Over the last month we’ve started using ServiceStack for a couple of our api endpoints (go to the full ServiceStack story here) . We’re hosting these projects on a Debian Squeeze vm using nginx and Mono.
We ran into various problems along the way which we’ll explain, but we also managed to achieve some interesting things; here’s a summary. Hopefully you’ll find this useful.
We’re using nginx and fastcgi to host the application. This is good from a systems perspective because our applications can run without root privileges.
For the communication between mono-fastcgi and nginx, we are using a unix socket file instead of proxying through a local port. This makes configuration much easier, as you map applications to files rather than port numbers, so the convention rules for this are much more straightforward. (Besides, you may be hit by a memory leak if you don’t use unix socket files.)
Furthermore, using files instead of ports has made our life easier for automated deployments because:
- We can just specify the socket file based on the incoming host header. This way you only need one app configuration in nginx for N sites. The key here is to use the variable $http_host in the fastcgi_pass setting of our nginx config file. Example:
- We can decouple deploy from release, and the latter will be an instant operation that doesn’t require a restart of the app or the webserver. The deployment procedure is therefore as follows:
- Copy new release to servers.
- Start app server for new release listening on a different unix socket file than the current working release. i.e. /tmp/SOCK-myFqdn-newrelease. (We use nohup for this.)
- Do some test requests on the new release to verify that it works, using a custom host header that matches the unix socket file pattern used in step 2.
- Make a hard link (not symlink) on the current release to have a backup.
- Move the unix socket file of the new release into the the current release: i.e. “mv /tmp/SOCK-myFqdn-newrelease /tmp/SOCK-myFqdn”.
- Kill the old release.
The key step is (5) here. By moving the new release into the old release, without moving or removing the old release socket file before, we manage to decouple deployment operation from release, with an “atomic” mechanism which gives us zero downtime (we tested this with siege, a very interesting load testing tool, configured with 100 concurrent connections), without the need of adjusting load balancers as part of the deployment.
We’re still studying the best way to do step (6). For now, we just wait briefly to be sure the app has finished serving/processing the last requests. The problem with this approach is that we need to record the PID of the app to be able to kill it later (because lsof hasn’t worked in our scenario, after much testing, either after step 5, using the hard link, or before step 4, using the normal file; so we need to use pgrep after step 1 for now). We’re studying stopping the application via a final HTTP request (with the DELETE verb on the status endpoint maybe? sounds about right :) ), but calling Environment.Exit() from a web application doesn’t look right.
So, to be able to deploy to many servers at once, we use capistrano to launch the ruby scripts that control the 1-6 steps mentioned above. Another interesting thing we do with capistrano is configuration.
Many .NET developer teams are in the habit of managing configuration files at the app level, naming them with extensions that map to the environment. This is pretty handy because as a developer you have all the configuration values of all the environments right there in your IDE, in case you want to explore something.
But it has a big drawback: any configuration changes need to be done in the same repository as the code, which has the following consequences:
- Configuration changes end up in the long chain of continuous integration; you have to wait for building and testing infrastructure for your change to go through and be able to deploy it.
- Configuration ends up being mainly a developer-task. Sure, DevOps techniques now encourage this by trying to involve developers more in system administration and configuration, but in this case it is a drawback because it renders the systems team incapable of doing configuration changes because they are not normally familiar (and aren’t supposed to) know what’s the src/ sub-folder structure to locate the config files, and they don’t typically use the CI tool to see whether their configuration change has affected some test-suite.
- Sometimes configuration files end up being almost exactly the same between environments, only differentiated by one or two values.

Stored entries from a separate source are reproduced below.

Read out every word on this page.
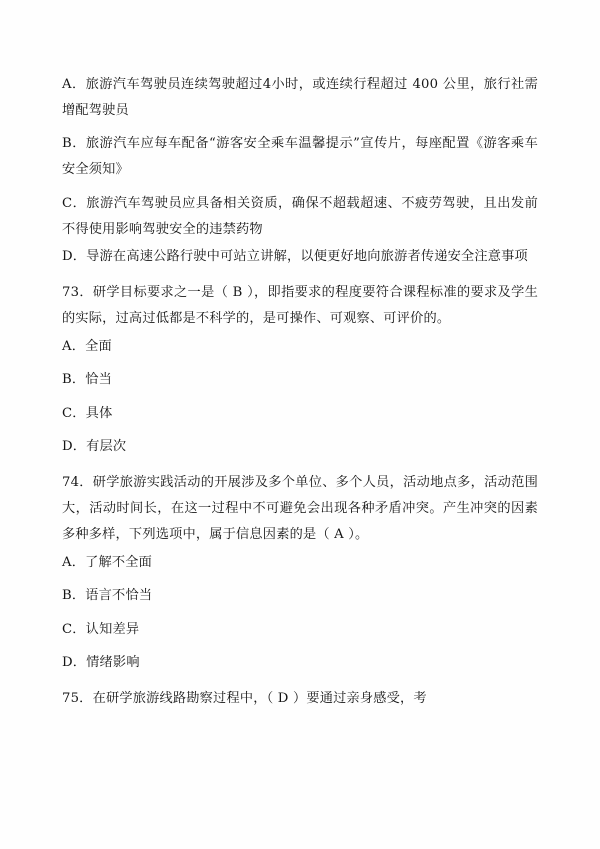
A．旅游汽车驾驶员连续驾驶超过4小时，或连续行程超过 400 公里，旅行社需增配驾驶员

B．旅游汽车应每车配备“游客安全乘车温馨提示”宣传片，每座配置《游客乘车安全须知》

C．旅游汽车驾驶员应具备相关资质，确保不超载超速、不疲劳驾驶，且出发前不得使用影响驾驶安全的违禁药物

D．导游在高速公路行驶中可站立讲解，以便更好地向旅游者传递安全注意事项

73．研学目标要求之一是（ B ），即指要求的程度要符合课程标准的要求及学生的实际，过高过低都是不科学的，是可操作、可观察、可评价的。

A．全面

B．恰当

C．具体

D．有层次

74．研学旅游实践活动的开展涉及多个单位、多个人员，活动地点多，活动范围大，活动时间长，在这一过程中不可避免会出现各种矛盾冲突。产生冲突的因素多种多样，下列选项中，属于信息因素的是（ A ）。

A．了解不全面

B．语言不恰当

C．认知差异

D．情绪影响

75．在研学旅游线路勘察过程中，（ D ）要通过亲身感受，考
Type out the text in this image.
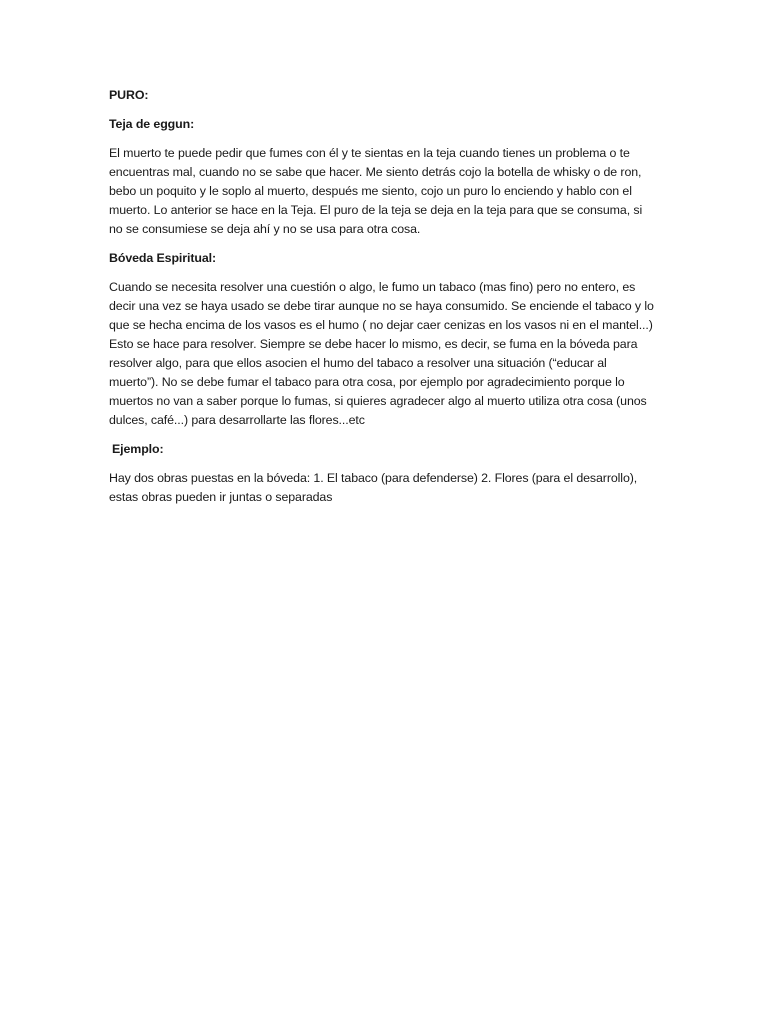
PURO:

Teja de eggun:

El muerto te puede pedir que fumes con él y te sientas en la teja cuando tienes un problema o te encuentras mal, cuando no se sabe que hacer. Me siento detrás cojo la botella de whisky o de ron, bebo un poquito y le soplo al muerto, después me siento, cojo un puro lo enciendo y hablo con el muerto. Lo anterior se hace en la Teja. El puro de la teja se deja en la teja para que se consuma, si no se consumiese se deja ahí y no se usa para otra cosa.

Bóveda Espiritual:

Cuando se necesita resolver una cuestión o algo, le fumo un tabaco (mas fino) pero no entero, es decir una vez se haya usado se debe tirar aunque no se haya consumido. Se enciende el tabaco y lo que se hecha encima de los vasos es el humo ( no dejar caer cenizas en los vasos ni en el mantel...) Esto se hace para resolver. Siempre se debe hacer lo mismo, es decir, se fuma en la bóveda para resolver algo, para que ellos asocien el humo del tabaco a resolver una situación (“educar al muerto”). No se debe fumar el tabaco para otra cosa, por ejemplo por agradecimiento porque lo muertos no van a saber porque lo fumas, si quieres agradecer algo al muerto utiliza otra cosa (unos dulces, café...) para desarrollarte las flores...etc

Ejemplo:

Hay dos obras puestas en la bóveda: 1. El tabaco (para defenderse) 2. Flores (para el desarrollo), estas obras pueden ir juntas o separadas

This makes locating errors in the config files a daunting task.
So we decided to implement the configuration at the deployment level: There is a base configuration file in the sources which contains default values. In a different repository, for each environment there is a ruby configuration file that only has the values that need to change, i.e.: production.rb, uat.rb, etc. This file simply contains variables whose name is the appSetting key and value needs to be replaced before deployment, or a hash map in which each key is an XPath expression to look for the proper node in the XML config file. Example:
This way we decouple implementation from configuration completely. If there are red builds all around your CI environment, you don’t need to do fancy things with stable branches to do configuration changes in production. Systems team could scale the application by adding new servers, without the developers knowing about it…
We’re using version 2.11.3. There are various bug fixes compared to the version that comes with Squeeze; namely, problems with min pool size specified in a connection string. Rule of thumb, if there’s a bug in mono then try the latest!
For build agents we use an even higher version, 2.11.5 (which has not been tagged yet and to get it, you need to clone the master branch), to be able to use xbuild with F#. There were some issues that we fixed to make this work both in the Mono repository and in the fsharp repository. (We found Mono to be faster than .NET when compiling builds and running tests!)
NB: Our systems team has helped a lot in ironing out the kinks of all this, kudos to them!